Hi, I am trying to better understand how AMD EPYC CPU’s memory and register encryption behave under incus. I have several EPYC CPU servers under my control - 1st, 2nd and 3rd-gen. I can enable both SEV and SEV-ES in the bios and activate via grub entries - that all seems to work as expected, e.g. an EPYC ROME CPU with memory encryption enabled in the bios:
andrew@skywalker:~$ sudo dmesg | grep -i sev
[ 0.000000] Command line: BOOT_IMAGE=/vmlinuz-6.1.0-25-amd64 root=/dev/mapper/skywalker–vg-root ro mem_encrypt=on kvm_amd.sev=1 kvm_amd.sev_es=1
[ 0.016664] Kernel command line: BOOT_IMAGE=/vmlinuz-6.1.0-25-amd64 root=/dev/mapper/skywalker–vg-root ro mem_encrypt=on kvm_amd.sev=1 kvm_amd.sev_es=1
[ 100.804918] ccp 0000:4a:00.1: sev enabled
[ 100.856562] ccp 0000:4a:00.1: firmware: direct-loading firmware amd/amd_sev_fam17h_model31h.sbin
[ 100.882669] ccp 0000:4a:00.1: SEV firmware update successful
[ 100.955501] ccp 0000:4a:00.1: SEV API:0.24 build:20
[ 101.123351] SEV enabled (ASIDs 256 - 509)
[ 101.123366] SEV-ES enabled (ASIDs 1 - 255)
So, if I set security.sev=true in an incus vm (be it from iso or images:), I can boot it up and drop to a shell via the agent, I can see the expected:
root@SEV-ES:~# dmesg | grep -i sev
[ 0.067721] Memory Encryption Features active: AMD SEV
[ 1.813811] systemd[1]: Hostname set to SEV-ES.
[ 2.688072] SVM: KVM is unsupported when running as an SEV guest
So far so good. Now if I reset security.sev and “instead” enable security.sev.policy.es=true & restart the VM, I get the following (unexpected) output from the agent terminal:
andrew@skywalker:~$ incus config set SEV-ES security.sev=
andrew@skywalker:~$ incus config set SEV-ES security.sev.policy.es=true
andrew@skywalker:~$ incus start SEV-ES
andrew@skywalker:~$ incus exec SEV-ES bash
root@SEV-ES:~# dmesg | grep -i sev
[ 1.891571] systemd[1]: Hostname set to SEV-ES
Nothing about memory encryption?
So I tried also setting both security.sev=true and security.sev.policy.es=true and the VM fails to boot:
andrew@skywalker:~$ incus config set SEV-ES security.sev=true
andrew@skywalker:~$ incus config set SEV-ES security.sev.policy.es=true
andrew@skywalker:~$ incus start SEV-ES
Error: Failed setting reboot action: Failed setting actions: Monitor is disconnected
Try incus info --show-log SEV-ES
for more info
andrew@skywalker:~$ incus info --show-log SEV-ES
Name: SEV-ES
Status: STOPPED
Type: virtual-machine
Architecture: x86_64
Created: 2024/10/05 09:44 EDT
Last Used: 2024/10/05 13:41 EDT
Log:
cpus are not resettable, terminating
Googling the above output gives me little additional information and I quickly get a little lost.
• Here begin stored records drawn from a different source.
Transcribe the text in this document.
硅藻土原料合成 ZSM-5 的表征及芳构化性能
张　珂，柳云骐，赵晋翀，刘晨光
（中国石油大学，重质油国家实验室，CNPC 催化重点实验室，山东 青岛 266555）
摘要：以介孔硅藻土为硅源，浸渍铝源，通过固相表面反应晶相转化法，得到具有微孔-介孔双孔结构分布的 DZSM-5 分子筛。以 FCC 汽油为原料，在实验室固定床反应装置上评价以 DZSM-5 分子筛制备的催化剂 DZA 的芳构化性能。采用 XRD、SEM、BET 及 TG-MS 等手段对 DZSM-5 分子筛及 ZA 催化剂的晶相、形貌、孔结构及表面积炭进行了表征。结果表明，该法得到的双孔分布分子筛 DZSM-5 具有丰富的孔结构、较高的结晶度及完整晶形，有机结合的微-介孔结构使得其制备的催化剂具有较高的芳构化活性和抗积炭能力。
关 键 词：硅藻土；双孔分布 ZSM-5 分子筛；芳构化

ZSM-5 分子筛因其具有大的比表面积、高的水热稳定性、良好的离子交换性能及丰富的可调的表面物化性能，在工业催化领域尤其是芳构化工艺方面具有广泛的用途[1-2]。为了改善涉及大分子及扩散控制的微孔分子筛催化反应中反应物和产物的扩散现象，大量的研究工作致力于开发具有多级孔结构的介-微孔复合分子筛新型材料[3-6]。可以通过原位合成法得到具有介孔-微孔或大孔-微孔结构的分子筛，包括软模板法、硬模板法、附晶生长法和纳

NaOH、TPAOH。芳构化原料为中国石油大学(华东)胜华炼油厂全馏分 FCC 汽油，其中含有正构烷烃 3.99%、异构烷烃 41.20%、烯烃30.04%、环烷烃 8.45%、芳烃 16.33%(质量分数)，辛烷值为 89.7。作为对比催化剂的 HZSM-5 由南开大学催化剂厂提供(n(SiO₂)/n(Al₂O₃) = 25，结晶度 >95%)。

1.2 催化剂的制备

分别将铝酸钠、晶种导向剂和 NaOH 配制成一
I believed that security.sev=true gives memory only encryption, and security.sev.policy.es=true gives both memory and register encryption (based on googling), and to me that seems logical. Is my understanding off or am I misinterpreting the (lack of) output?
There’s not much to find on this via google - an old lxd 5.13 release/video (useful, thanks Stephane!) and a little in the docs. Memory encryption itself seems very easy to implement via incus and it is certainly more than I will ever need, I am just a little surprised at the output I got via a vm with security.sev.policy.es=true (i.e. nothing evident inside the vm) and the fact that it failed to start with security.sev=true and security.sev.policy.es=true.
I did all of this with Debian 12 vm’s. Whether installed via iso or from images:, I got the same output.
Can anyone point me to a better understanding of this, and what if anything I am doing wrong; why does (i) security.sev.policy.se=true seem to turn memory (and register) encryption off inside the vm (ii) setting security.sev=true works as expected (i.e. memory only encryption), and (iii) setting both to true results in vm failing to start?